Nous avons une capacité psychologique limitée à faire des choix et prendre des décisions, explique le New York Times magazine dans une grande enquête intitulée «Decision fatigue» (Fatigué de décider).
Elle révèle un aspect méconnu du cerveau humain qui explique comment un chef de gouvernement, un dirigeant d’entreprise, un général mais aussi nous tous dans notre vie quotidienne prenons parfois des décisions totalement aberrantes ou sommes tout simplement incapables d’en prendre une.
Le New York Times cite de nombreux exemples parmi lesquels celui d’un juge qui est systématiquement plus compréhensif et plus à l’écoute le matin qu’en fin de journée et ne rend pas les mêmes verdicts face aux mêmes cas sans en avoir conscience.
Peu importe, que vous cherchiez à être extrêmement rationnel et juste, vous ne pouvez prendre des décisions les unes après les autres sans en payer le prix biologique. C’est différent de la fatique physique ordinaire, puisque vous n’avez pas conscience de votre fatigue, mais vous êtes à un niveau faible d’énergie mentale.
Plus vous faites de choix dans la journée, plus cela devient difficile pour votre cerveau, qui cherche à réduire sa fatigue de deux façons très différentes. La première est de prendre des risques, d’agir de façon impulsive sans dépenser de l’énergie pour étudier les différentes possibilités et leurs conséquences.

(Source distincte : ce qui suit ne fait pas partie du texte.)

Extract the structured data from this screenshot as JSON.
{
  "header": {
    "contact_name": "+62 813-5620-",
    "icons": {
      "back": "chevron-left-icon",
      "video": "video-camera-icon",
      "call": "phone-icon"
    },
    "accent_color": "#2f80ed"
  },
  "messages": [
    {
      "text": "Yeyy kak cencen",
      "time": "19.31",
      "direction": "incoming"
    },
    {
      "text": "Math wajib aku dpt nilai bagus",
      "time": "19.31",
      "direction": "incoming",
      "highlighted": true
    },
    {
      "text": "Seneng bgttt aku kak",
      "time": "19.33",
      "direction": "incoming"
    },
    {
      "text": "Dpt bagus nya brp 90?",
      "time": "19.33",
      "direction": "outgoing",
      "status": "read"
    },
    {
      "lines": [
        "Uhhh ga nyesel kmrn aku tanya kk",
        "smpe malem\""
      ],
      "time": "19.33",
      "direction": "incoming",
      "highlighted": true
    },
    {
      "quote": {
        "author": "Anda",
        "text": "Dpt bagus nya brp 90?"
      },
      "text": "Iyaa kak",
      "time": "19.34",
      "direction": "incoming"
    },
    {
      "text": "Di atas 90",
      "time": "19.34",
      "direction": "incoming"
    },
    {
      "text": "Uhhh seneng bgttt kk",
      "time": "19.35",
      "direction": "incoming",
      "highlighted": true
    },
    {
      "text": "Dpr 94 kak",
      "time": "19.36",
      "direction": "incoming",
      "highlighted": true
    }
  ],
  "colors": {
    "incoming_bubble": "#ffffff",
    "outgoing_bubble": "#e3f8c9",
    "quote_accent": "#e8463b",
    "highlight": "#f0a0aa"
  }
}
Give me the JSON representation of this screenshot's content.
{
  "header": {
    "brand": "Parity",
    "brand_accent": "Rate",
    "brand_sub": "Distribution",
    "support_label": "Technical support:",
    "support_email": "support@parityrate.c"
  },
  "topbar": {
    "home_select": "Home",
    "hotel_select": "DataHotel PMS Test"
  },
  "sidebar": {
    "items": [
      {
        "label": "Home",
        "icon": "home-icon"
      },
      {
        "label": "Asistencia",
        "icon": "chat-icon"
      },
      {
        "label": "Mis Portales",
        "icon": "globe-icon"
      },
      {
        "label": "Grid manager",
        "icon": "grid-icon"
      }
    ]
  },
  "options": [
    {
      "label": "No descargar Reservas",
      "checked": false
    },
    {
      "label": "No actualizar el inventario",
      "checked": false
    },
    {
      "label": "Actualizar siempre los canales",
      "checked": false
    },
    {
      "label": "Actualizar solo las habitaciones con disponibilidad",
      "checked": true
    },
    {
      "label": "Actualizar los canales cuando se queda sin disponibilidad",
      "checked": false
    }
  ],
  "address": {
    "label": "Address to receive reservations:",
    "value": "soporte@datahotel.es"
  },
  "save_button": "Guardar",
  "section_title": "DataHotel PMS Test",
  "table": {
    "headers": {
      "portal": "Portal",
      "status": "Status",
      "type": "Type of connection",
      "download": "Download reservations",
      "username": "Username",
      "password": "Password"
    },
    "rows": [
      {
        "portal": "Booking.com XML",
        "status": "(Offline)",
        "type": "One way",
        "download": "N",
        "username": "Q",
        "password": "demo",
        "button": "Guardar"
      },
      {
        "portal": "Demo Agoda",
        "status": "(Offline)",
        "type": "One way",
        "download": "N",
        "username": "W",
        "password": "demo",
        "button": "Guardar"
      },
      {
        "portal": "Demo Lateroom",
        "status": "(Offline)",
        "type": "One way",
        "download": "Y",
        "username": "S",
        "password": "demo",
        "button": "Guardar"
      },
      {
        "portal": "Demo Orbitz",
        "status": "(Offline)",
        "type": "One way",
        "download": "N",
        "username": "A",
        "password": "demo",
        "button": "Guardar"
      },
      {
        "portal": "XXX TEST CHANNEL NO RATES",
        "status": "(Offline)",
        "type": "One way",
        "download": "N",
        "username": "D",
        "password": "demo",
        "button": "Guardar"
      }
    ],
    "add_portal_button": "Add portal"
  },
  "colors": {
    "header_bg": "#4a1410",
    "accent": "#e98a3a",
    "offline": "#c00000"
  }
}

La deuxième stratégie est tout simplement de ne plus prendre de décisions, de gagner du temps. La plupart du temps, ne pas décider finit par créer des problèmes encore plus grands, mais sur le moment cela enlève de la pression.
Epuisement de l’égo
La fatigue provenant de la prise de décision est la plus récente découverte liée à un phénomène baptisé «ego depletion» (épuisement de l’égo) par Roy F. Baumeister, professeur de psychologie de l’Université de Floride. Les expériences qu’il a menées montrent qu’il existe, conformément aux hypothèses de Freud, une quantité limitée d’énergie mentale nous permettant de nous contrôler. La volonté n’est pas seulement une image. C’est une forme d’énergie mentale qui peut être épuisée, comme un muscle qui s’use.
Dans un test de volonté consistant à laisser une main dans de l’eau glacée le plus longtemps possible, les chercheurs se sont rendus compte que les «décideurs» tenaient systématiquement moins longtemps que les autres. Prendre des décisions avait apparemment diminué leur volonté (et ce n’est pas la seule expérience à arriver à des conclusions similaires).
Le processus de prise de décision réduit donc l’énergie mentale et la volonté, mais quelle est la phase la plus épuisante de ce processus ? Après de nombreuses expériences, les scientifiques ont retenu la dernière étape, franchir le Rubicon, c’est-à-dire trancher irrévocablement et renoncer de fait aux autres options.
Comme l’explique l’article du New York Times magazine, le mot «decide» en anglais et décider en français ont la même racine étymologique que le mot homicide (qui est le même en anglais et en français). Et ce mot homicide vient du latin «caedere» qui signifie trancher et tuer.
Nous n’avons aucun moyen de savoir si nos ancêtres souffraient également de cette usure psychologique liée à la prise de décision. Mais il semble vraisemblable que le processus d’épuisement de l’ego était moins important. Quand vous avez moins de décisions à prendre, votre cerveau s’épuise moins vite.
La caractéristique de la société moderne est justement de nous contraindre en permanence à faire des choix. Les grandes comme les petites décisions. Elles s’ajoutent et sapent notre énergie mentale et notre volonté.
Roy Baumeister explique ainsi :
«Prendre des bonnes décisions n’est pas la caractéristique d’une personne en ce sens que c’est toujours là. C’est une capacité qui fluctue. Même les personnes les plus sages ne font pas les bons choix si elles ne sont pas reposées… Les meilleurs décideurs sont ceux qui savent quand ils ne doivent plus se faire confiance.»